The pandemic has played a huge role in shifting our relationship with money and our money mindsets. Everything from how we save, spend, invest and order our financial priorities has shifted, and people have experienced this to various different degrees. While some have found saving more money, others, who were laid off or perhaps forced to reduce their work hours, have had to do the opposite and use up their savings and go into debt. For those who managed to save, there is undeniably a lot of pent of demand for wanting to go out, feel free, and spend their money. This was more clear than ever on April 12th, the first day that shops reopened post-lockdown, where sprawling queues outside shops demonstrated just how much some people were keen to get back to spending. Emma points out that most of these behaviours — from queuing outside shops to engaging in high-risk day trading — are all underpinned by our emotions.

‘I often compare emotional spending to emotional eating,’ Emma says. ‘It’s usually never about the act itself — it’s about the why? Why are you behaving in that way, what need does it satisfy?’. Often, we need to go back all the way to our childhood and the conditioning we received as children to really get to the root of these behaviours. It might be, for example, that an emotional spender as an adult didn’t receive the attention they needed from a parent as a young child. Spending, then, can be what we turn to to get that dopamine hit — it makes you feel good, so you end up using it as an emotional crutch.

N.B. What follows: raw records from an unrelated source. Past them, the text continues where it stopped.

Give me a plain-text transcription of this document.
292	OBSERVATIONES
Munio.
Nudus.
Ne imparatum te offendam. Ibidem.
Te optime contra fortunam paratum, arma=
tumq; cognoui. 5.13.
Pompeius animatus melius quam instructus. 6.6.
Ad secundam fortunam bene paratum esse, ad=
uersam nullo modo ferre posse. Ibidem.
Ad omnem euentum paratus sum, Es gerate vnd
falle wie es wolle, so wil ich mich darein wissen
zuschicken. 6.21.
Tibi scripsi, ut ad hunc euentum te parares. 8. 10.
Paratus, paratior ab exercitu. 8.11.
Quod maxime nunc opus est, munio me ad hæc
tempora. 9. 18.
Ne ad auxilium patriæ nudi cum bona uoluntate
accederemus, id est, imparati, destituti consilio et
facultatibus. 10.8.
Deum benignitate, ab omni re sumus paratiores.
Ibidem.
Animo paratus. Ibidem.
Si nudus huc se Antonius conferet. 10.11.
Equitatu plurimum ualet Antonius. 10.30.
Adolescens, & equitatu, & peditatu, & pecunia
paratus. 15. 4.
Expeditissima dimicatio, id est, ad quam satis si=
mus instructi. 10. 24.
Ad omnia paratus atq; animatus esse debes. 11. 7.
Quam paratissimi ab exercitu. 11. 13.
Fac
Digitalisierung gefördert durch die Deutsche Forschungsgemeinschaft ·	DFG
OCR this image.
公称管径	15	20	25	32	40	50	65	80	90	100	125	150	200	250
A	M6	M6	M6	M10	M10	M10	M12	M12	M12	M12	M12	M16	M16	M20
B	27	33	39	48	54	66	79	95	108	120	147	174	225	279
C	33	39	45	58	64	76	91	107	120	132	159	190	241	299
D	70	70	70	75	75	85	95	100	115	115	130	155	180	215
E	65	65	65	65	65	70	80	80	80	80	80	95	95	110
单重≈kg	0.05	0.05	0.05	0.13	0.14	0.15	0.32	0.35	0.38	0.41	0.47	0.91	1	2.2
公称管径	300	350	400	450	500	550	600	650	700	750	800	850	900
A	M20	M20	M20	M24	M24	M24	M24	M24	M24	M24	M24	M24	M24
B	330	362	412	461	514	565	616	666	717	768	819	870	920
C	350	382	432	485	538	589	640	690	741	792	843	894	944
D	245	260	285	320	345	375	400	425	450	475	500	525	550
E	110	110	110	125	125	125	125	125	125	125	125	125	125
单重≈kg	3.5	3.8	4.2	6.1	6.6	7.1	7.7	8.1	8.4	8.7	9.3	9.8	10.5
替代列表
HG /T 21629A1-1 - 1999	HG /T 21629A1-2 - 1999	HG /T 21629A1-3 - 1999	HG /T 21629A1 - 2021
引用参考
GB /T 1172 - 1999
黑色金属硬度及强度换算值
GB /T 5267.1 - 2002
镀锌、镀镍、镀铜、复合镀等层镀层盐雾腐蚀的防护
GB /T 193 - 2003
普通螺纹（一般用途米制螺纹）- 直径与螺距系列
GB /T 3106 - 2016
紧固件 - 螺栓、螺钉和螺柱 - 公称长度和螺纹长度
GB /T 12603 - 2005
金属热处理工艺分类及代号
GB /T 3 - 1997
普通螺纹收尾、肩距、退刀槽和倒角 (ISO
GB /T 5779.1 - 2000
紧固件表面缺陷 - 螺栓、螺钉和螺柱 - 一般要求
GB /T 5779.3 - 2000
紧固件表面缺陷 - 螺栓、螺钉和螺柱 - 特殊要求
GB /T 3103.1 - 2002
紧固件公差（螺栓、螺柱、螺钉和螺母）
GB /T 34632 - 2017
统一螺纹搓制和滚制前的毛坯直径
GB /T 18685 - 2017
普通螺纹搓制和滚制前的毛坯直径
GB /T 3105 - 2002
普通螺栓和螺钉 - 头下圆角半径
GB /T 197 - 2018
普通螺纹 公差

It’s equally important to recognise other external factors that might have conditioned you to think that you’re not good at managing money, or that investing is something that’s beyond your reach. For example, financial products are usually targeted at men. Women are spoken to from a completely different way to men, which exacerbates women feeling that they are inferior to men when it comes to personal finance. Of course, this couldn’t be further from the truth, but it takes a lot of ‘unlearning’ for us to really understand why we feel the way we do about money and our ability to manage it successfully.

3. PRIORITISE YOURSELF AND YOUR NEEDS

Women often put others before their own needs. Emma calls this the ‘nurturer archetype’ — someone who is always willing to lend a hand and give generously and unselfishly. As a result, women tend to downgrade the importance of their financial needs and goals, which especially rings true when women become mothers. However, it’s important that women recognise how these behaviours impact them in the present and will impact their future wealth, too. This requires a level of awareness and consciousness around your attitude to money. One exercise that Emma recommends doing is asking yourself, ‘if money were my best friend, how would they feel?’. If you continuously ignore money, it will start ignoring us back. Finally, to take those necessary first steps, Emma recommends you join a like-minded community of people who are experiencing similar things to you. It is, after all, far less scary and intimidating to learn and do things in a group, rather than alone!